With all this ability to crawl along at crazy angles, plus traction from two lockers, you find yourself routinely operating at unusual degrees of tilt. When you come to a rock wall, it's easy to lock up, take the high side, and not worry about the angle. You can actually drag the mirror that way, as we remembered an instant too late.
The new Duramax 6600 makes a huge difference. The 6600 makes 300 hp at 3,000 rpm and 520 lb-ft at 1,500 rpm. The engine produces enough low-end torque to loaf along on the trail all day long with hardly a tap on the accelerator. Torque output is up 16 percent compared with the previous 6.5L turbodiesel. But it's on the highway where a 46 percent increase in horsepower provides vast improvement. For the first time ever, an H1 can whip out from behind a line of trucks on a mountain pass and accelerate. At one point, our speedometer indicated 93 mph, which is about all you want to do on 37-inch dual bead-lock tires. Interior noise, even on the soft-top we operated, is significantly reduced. There is still the sound of MT/R tires, some wind noise at highway speeds, and always the whine of a big turbo, but you can actually hear the radio, and you don't have to shout to the passenger.

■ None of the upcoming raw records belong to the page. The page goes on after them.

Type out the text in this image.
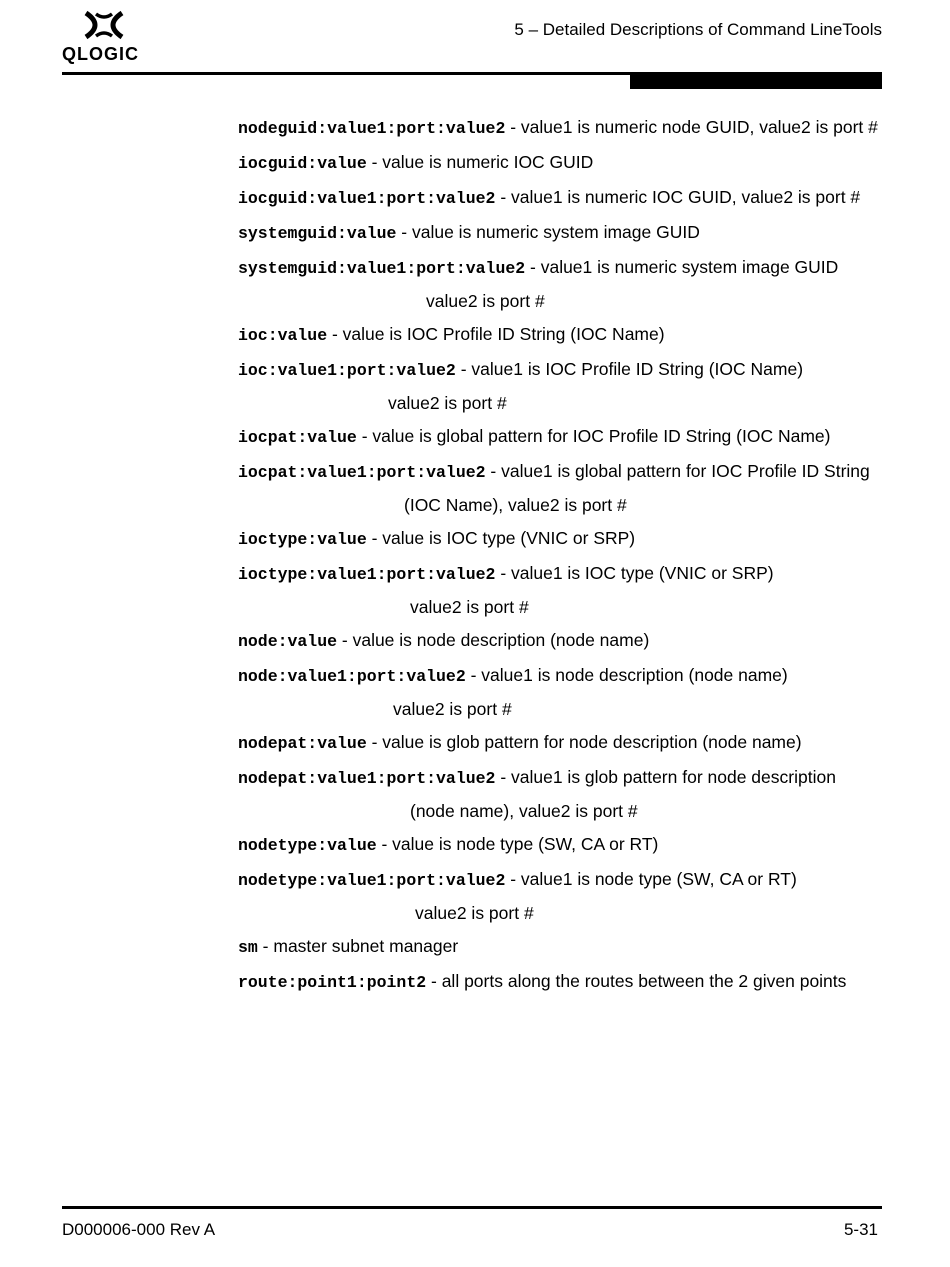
QLOGIC
5 – Detailed Descriptions of Command LineTools

nodeguid:value1:port:value2 - value1 is numeric node GUID, value2 is port #

iocguid:value - value is numeric IOC GUID

iocguid:value1:port:value2 - value1 is numeric IOC GUID, value2 is port #

systemguid:value - value is numeric system image GUID

systemguid:value1:port:value2 - value1 is numeric system image GUID

value2 is port #

ioc:value - value is IOC Profile ID String (IOC Name)

ioc:value1:port:value2 - value1 is IOC Profile ID String (IOC Name)

value2 is port #

iocpat:value - value is global pattern for IOC Profile ID String (IOC Name)

iocpat:value1:port:value2 - value1 is global pattern for IOC Profile ID String

(IOC Name), value2 is port #

ioctype:value - value is IOC type (VNIC or SRP)

ioctype:value1:port:value2 - value1 is IOC type (VNIC or SRP)

value2 is port #

node:value - value is node description (node name)

node:value1:port:value2 - value1 is node description (node name)

value2 is port #

nodepat:value - value is glob pattern for node description (node name)

nodepat:value1:port:value2 - value1 is glob pattern for node description

(node name), value2 is port #

nodetype:value - value is node type (SW, CA or RT)

nodetype:value1:port:value2 - value1 is node type (SW, CA or RT)

value2 is port #

sm - master subnet manager

route:point1:point2 - all ports along the routes between the 2 given points

D000006-000 Rev A	5-31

Handling the torque is an Allison 1000 five-speed automatic, moving power through a full-time NVG 242 transfer case and on out to 1.92:1-geared hubs, which all adds up to a crawl ratio of better than 41 to 1. After an early morning highway blast, we spent the better part of the day in 4-Lo around Pyramid Lake, in Nevada, on steep canyon tracks, occasionally detouring to address suitable test obstacles. It was the kind of trail work "I guarantee you, no other production vehicle could take on," says Rod, a man not given to dramatic pronouncements.
He could be right. We took on terrain where we actually needed both lockers. We walked up vertical stairsteps so steep there was nothing but sky in the windshield. In those climb situations, the H1 is pretty much point-and-shoot, with the torque, the lockers, and traction control maintaining forward motion, and the gearing working in your favor. We just eased into it, waited for the front end to come down, and steered away. On the downhill sides, 12-inch disc brakes let us ease the 7,000-pound Alpha off steep drop-offs. We aired up and down on the move, using the central inflation system, which could really spoil you. As the day wore on, it all became routine. We smelled the desert sage, saw pronghorn antelope, and checked out the abandoned Nightingale Mine. And we did it with essentially zero stress on the machinery, operating well within the capability of the design envelope.
We always thought an H2 was a pretty good trail machine, but on an H1, you get more. You get dual batteries. You get a canister-type air cleaner that keeps water and dust out of the intake. You get real bead locks on runflat tires. You get a 12,000-pound winch loaded with 5/8-inch cable. You get steering gear that uses a 1-1/2-inch output shaft, like on a dump truck. You get no fewer than five coolers, including the turbo intercooler, the transmission cooler, and the fuel and power steering coolers. The transfer case is cooled via radiator fluid, and even the engine EGR is cooled and reburned to reduce exhaust soot.